Read more Media Stocks 2014: The Winners and Losers

Industry stocks were in-line performers in 2014 and "outperformed the market over the last two and five years nicely," Swinburne said. "As bulls, we argued that changes in consumer behavior, the emergence of new content distribution models globally and opportunities to optimize asset portfolios and capital structures were investment tenets that could drive a multi-year super-cycle in media. We believe the next phase in the evolution of these generally well-run, high-margin businesses will be a challenging period of falling returns."

He added: "The days of pushing through double-digit price increases on its distributors will come to an end. The growth in online video licensing, which has been staggering, has slowed and the related erosion of viewership will accelerate. As a result, the operating leverage that drove margins up (about) 500 basis points since 2010 will likely lead to margin compression. Finally, creating value by spinning off non-core assets and raising financial leverage has been played out."

Discussing cord-cutting, Swinburne said pay TV subscribers were flattish in 2014, but added that "we think cord shaving reduced the expanded basic count by 1 million-2 million." He added: "We think this will continue as consumers face more choices and distributors face more pressure to adopt and make more aggressive carriage and packaging decisions."

Swinburne said he would revisit the "overweight" rating on the sector media "if the group fades to a below S&P multiple," saying he currently prefers cable and satellite TV stocks.

Read more Wall Street's Entertainment Stock Picks for 2015: Disney, Fox, Time Warner

The analyst downgraded his stock rating on Viacom to "underweight," writing: "Ratings erosion has left domestic ad revenues flat since fiscal year 2011. Looking ahead for Viacom and the industry, we layer in subscriber erosion. Despite recent share underperformance, pressure on that key second revenue stream has outsized risk to Viacom shares, particularly if it slows [stock] buyback levels."
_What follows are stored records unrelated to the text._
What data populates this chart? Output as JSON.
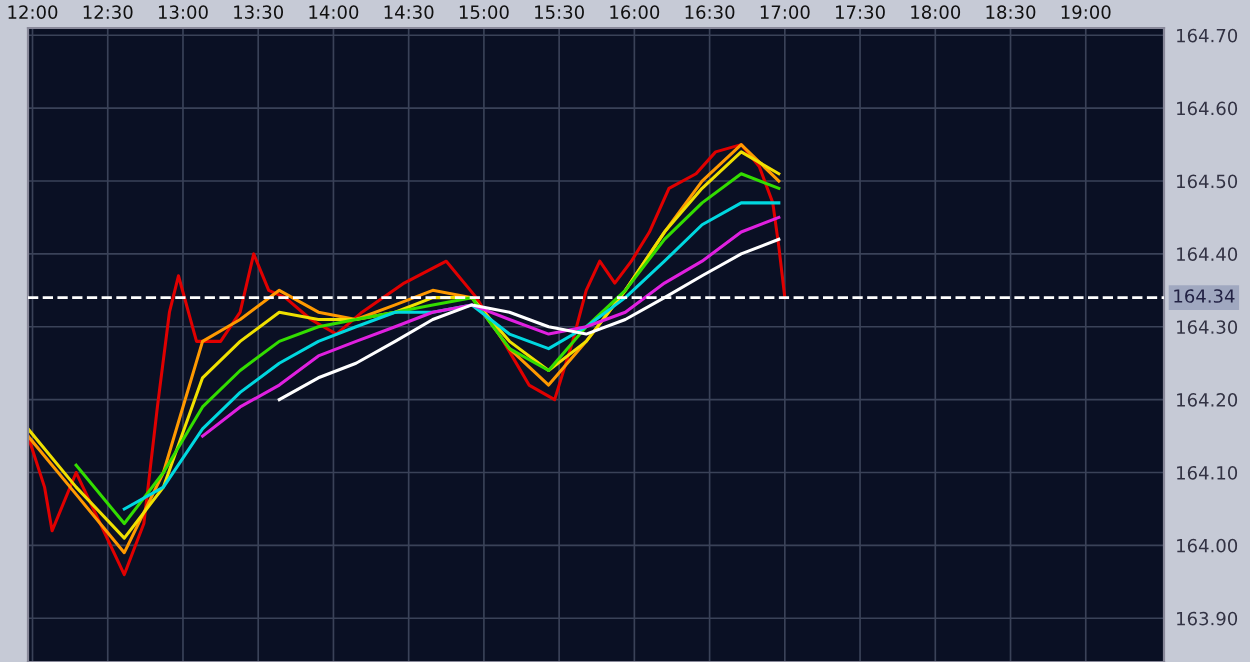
{
  "chart_data": {
    "type": "line",
    "xlim": [
      11.97,
      19.52
    ],
    "ylim": [
      163.84,
      164.71
    ],
    "xticks": [
      {
        "value": 12.0,
        "label": "12:00"
      },
      {
        "value": 12.5,
        "label": "12:30"
      },
      {
        "value": 13.0,
        "label": "13:00"
      },
      {
        "value": 13.5,
        "label": "13:30"
      },
      {
        "value": 14.0,
        "label": "14:00"
      },
      {
        "value": 14.5,
        "label": "14:30"
      },
      {
        "value": 15.0,
        "label": "15:00"
      },
      {
        "value": 15.5,
        "label": "15:30"
      },
      {
        "value": 16.0,
        "label": "16:00"
      },
      {
        "value": 16.5,
        "label": "16:30"
      },
      {
        "value": 17.0,
        "label": "17:00"
      },
      {
        "value": 17.5,
        "label": "17:30"
      },
      {
        "value": 18.0,
        "label": "18:00"
      },
      {
        "value": 18.5,
        "label": "18:30"
      },
      {
        "value": 19.0,
        "label": "19:00"
      }
    ],
    "yticks": [
      {
        "value": 163.9,
        "label": "163.90"
      },
      {
        "value": 164.0,
        "label": "164.00"
      },
      {
        "value": 164.1,
        "label": "164.10"
      },
      {
        "value": 164.2,
        "label": "164.20"
      },
      {
        "value": 164.3,
        "label": "164.30"
      },
      {
        "value": 164.4,
        "label": "164.40"
      },
      {
        "value": 164.5,
        "label": "164.50"
      },
      {
        "value": 164.6,
        "label": "164.60"
      },
      {
        "value": 164.7,
        "label": "164.70"
      }
    ],
    "grid": true,
    "ref_lines": [
      {
        "axis": "y",
        "value": 164.34,
        "label": "164.34",
        "color": "#ffffff",
        "line_style": "dashed"
      }
    ],
    "series": [
      {
        "color": "#e00000",
        "x": [
          11.97,
          12.08,
          12.13,
          12.29,
          12.45,
          12.61,
          12.74,
          12.83,
          12.91,
          12.97,
          13.09,
          13.25,
          13.38,
          13.47,
          13.57,
          13.68,
          13.85,
          14.02,
          14.19,
          14.47,
          14.75,
          14.95,
          15.13,
          15.3,
          15.47,
          15.59,
          15.68,
          15.77,
          15.87,
          15.98,
          16.1,
          16.23,
          16.41,
          16.54,
          16.71,
          16.83,
          16.92,
          16.96,
          17.0
        ],
        "values": [
          164.15,
          164.08,
          164.02,
          164.1,
          164.03,
          163.96,
          164.03,
          164.19,
          164.32,
          164.37,
          164.28,
          164.28,
          164.32,
          164.4,
          164.35,
          164.34,
          164.31,
          164.29,
          164.32,
          164.36,
          164.39,
          164.34,
          164.28,
          164.22,
          164.2,
          164.28,
          164.35,
          164.39,
          164.36,
          164.39,
          164.43,
          164.49,
          164.51,
          164.54,
          164.55,
          164.52,
          164.47,
          164.41,
          164.34
        ]
      },
      {
        "color": "#ff9900",
        "values": [
          164.15,
          164.07,
          163.99,
          164.1,
          164.28,
          164.31,
          164.35,
          164.32,
          164.31,
          164.33,
          164.35,
          164.34,
          164.27,
          164.22,
          164.28,
          164.35,
          164.43,
          164.5,
          164.55,
          164.5
        ]
      },
      {
        "color": "#f0e000",
        "values": [
          164.16,
          164.08,
          164.01,
          164.08,
          164.23,
          164.28,
          164.32,
          164.31,
          164.31,
          164.32,
          164.34,
          164.34,
          164.28,
          164.24,
          164.28,
          164.35,
          164.43,
          164.49,
          164.54,
          164.51
        ]
      },
      {
        "color": "#33dd00",
        "values": [
          null,
          164.11,
          164.03,
          164.1,
          164.19,
          164.24,
          164.28,
          164.3,
          164.31,
          164.32,
          164.33,
          164.34,
          164.27,
          164.24,
          164.3,
          164.35,
          164.42,
          164.47,
          164.51,
          164.49
        ]
      },
      {
        "color": "#00d8e0",
        "values": [
          null,
          null,
          164.05,
          164.08,
          164.16,
          164.21,
          164.25,
          164.28,
          164.3,
          164.32,
          164.32,
          164.33,
          164.29,
          164.27,
          164.3,
          164.34,
          164.39,
          164.44,
          164.47,
          164.47
        ]
      },
      {
        "color": "#e020e0",
        "values": [
          null,
          null,
          null,
          null,
          164.15,
          164.19,
          164.22,
          164.26,
          164.28,
          164.3,
          164.32,
          164.33,
          164.31,
          164.29,
          164.3,
          164.32,
          164.36,
          164.39,
          164.43,
          164.45
        ]
      },
      {
        "color": "#ffffff",
        "values": [
          null,
          null,
          null,
          null,
          null,
          null,
          164.2,
          164.23,
          164.25,
          164.28,
          164.31,
          164.33,
          164.32,
          164.3,
          164.29,
          164.31,
          164.34,
          164.37,
          164.4,
          164.42
        ]
      }
    ],
    "x": [
      11.97,
      12.29,
      12.61,
      12.87,
      13.13,
      13.38,
      13.64,
      13.9,
      14.15,
      14.41,
      14.66,
      14.92,
      15.17,
      15.43,
      15.68,
      15.94,
      16.2,
      16.45,
      16.71,
      16.96
    ]
  }
}
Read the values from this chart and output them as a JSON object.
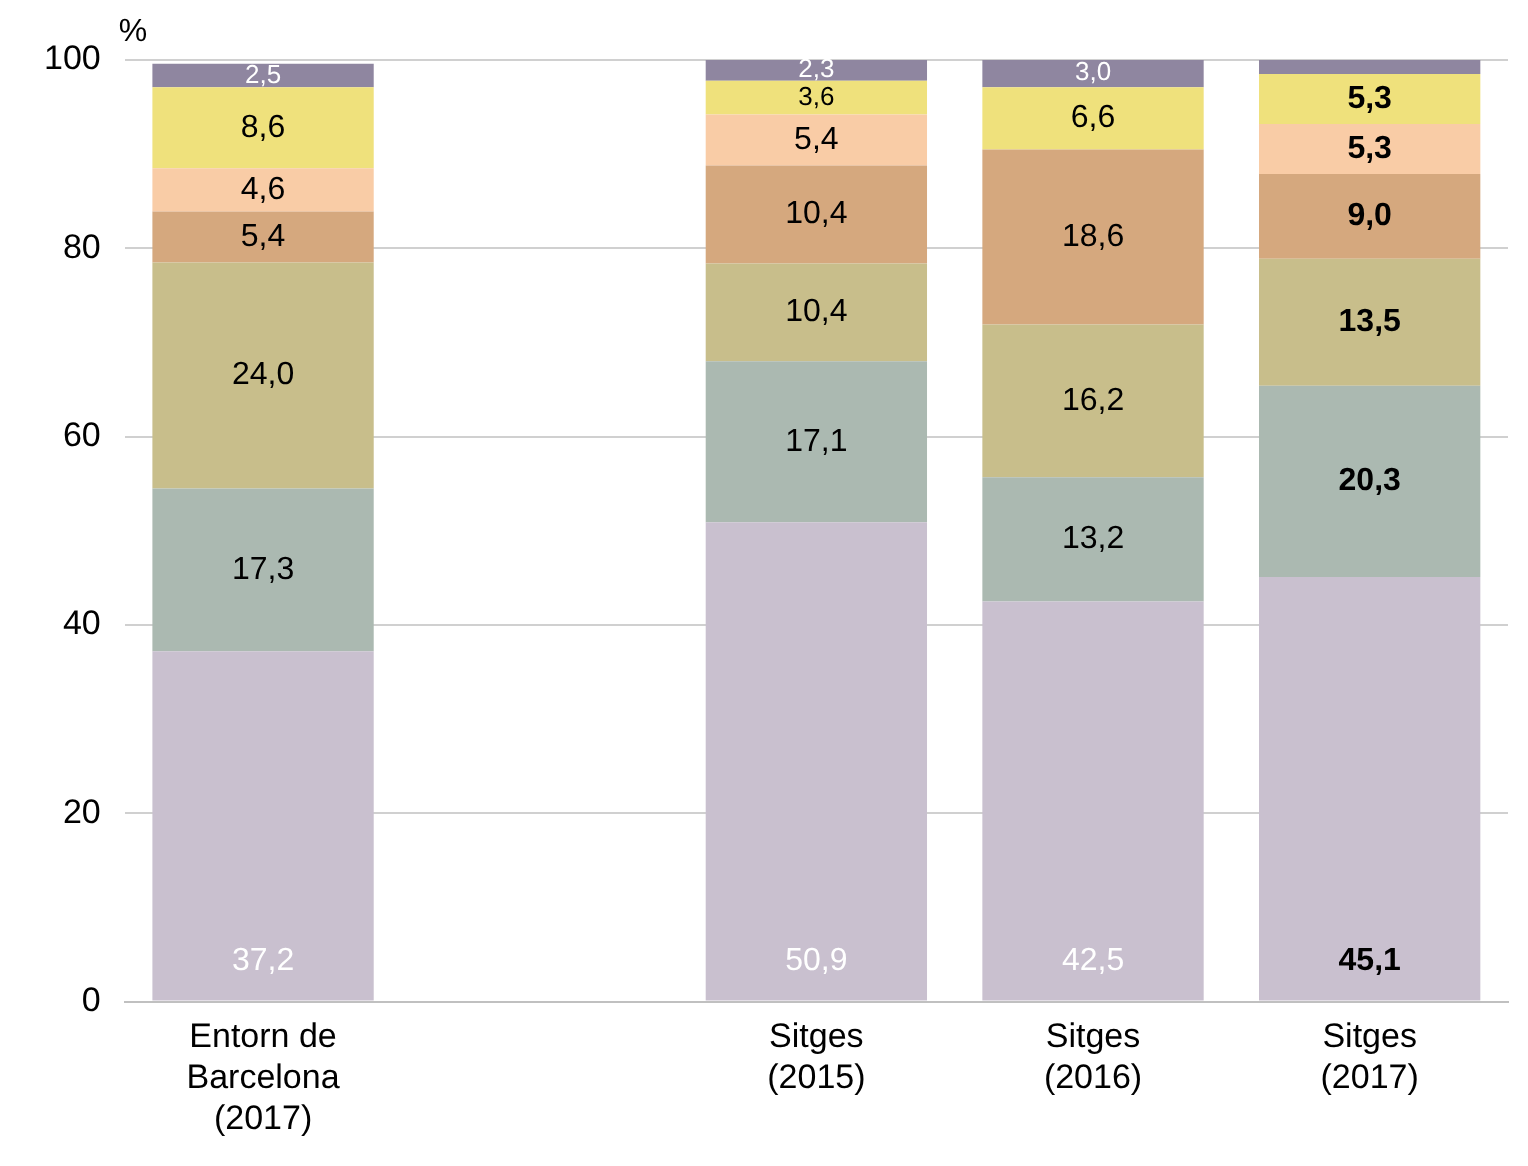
{
  "chart_data": {
    "type": "bar",
    "stacked": true,
    "ylabel": "%",
    "categories": [
      "Entorn de Barcelona (2017)",
      null,
      "Sitges (2015)",
      "Sitges (2016)",
      "Sitges (2017)"
    ],
    "series": [
      {
        "color": "#c9c0cf",
        "values": [
          37.2,
          null,
          50.9,
          42.5,
          45.1
        ],
        "value_labels": [
          "37,2",
          null,
          "50,9",
          "42,5",
          "45,1"
        ]
      },
      {
        "color": "#abb9b1",
        "values": [
          17.3,
          null,
          17.1,
          13.2,
          20.3
        ],
        "value_labels": [
          "17,3",
          null,
          "17,1",
          "13,2",
          "20,3"
        ]
      },
      {
        "color": "#c8be8b",
        "values": [
          24.0,
          null,
          10.4,
          16.2,
          13.5
        ],
        "value_labels": [
          "24,0",
          null,
          "10,4",
          "16,2",
          "13,5"
        ]
      },
      {
        "color": "#d5a87e",
        "values": [
          5.4,
          null,
          10.4,
          18.6,
          9.0
        ],
        "value_labels": [
          "5,4",
          null,
          "10,4",
          "18,6",
          "9,0"
        ]
      },
      {
        "color": "#f9cca6",
        "values": [
          4.6,
          null,
          5.4,
          null,
          5.3
        ],
        "value_labels": [
          "4,6",
          null,
          "5,4",
          null,
          "5,3"
        ]
      },
      {
        "color": "#efe17c",
        "values": [
          8.6,
          null,
          3.6,
          6.6,
          5.3
        ],
        "value_labels": [
          "8,6",
          null,
          "3,6",
          "6,6",
          "5,3"
        ]
      },
      {
        "color": "#8f86a0",
        "values": [
          2.5,
          null,
          2.3,
          3.0,
          1.5
        ],
        "value_labels": [
          "2,5",
          null,
          "2,3",
          "3,0",
          null
        ]
      }
    ],
    "ylim": [
      0,
      100
    ],
    "yticks": [
      0,
      20,
      40,
      60,
      80,
      100
    ],
    "grid": "y",
    "legend": false
  }
}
Swinburne also downgraded his Time Warner stock rating to "equal-weight," saying in the report's title: "Well done." Explained the analyst: "Our bullish thesis has played out. TW has optimized its asset portfolio, capital and cost structures. Shares have re-rated, and it has outperformed the group by about 35 percentage points in the last two years. This success, along with growing concern over a fraying cable bundle leads us to move to "equal-weight"."

Swinburne said he continues to have "overweight" ratings on the stocks of "2014 laggards CBS and DreamWorks Animation," as well as 21st Century Fox due to its accelerating financial growth. The analyst also upgraded Starz to "over-weight," citing "M&A optionality and premium nets pivoting to OTT."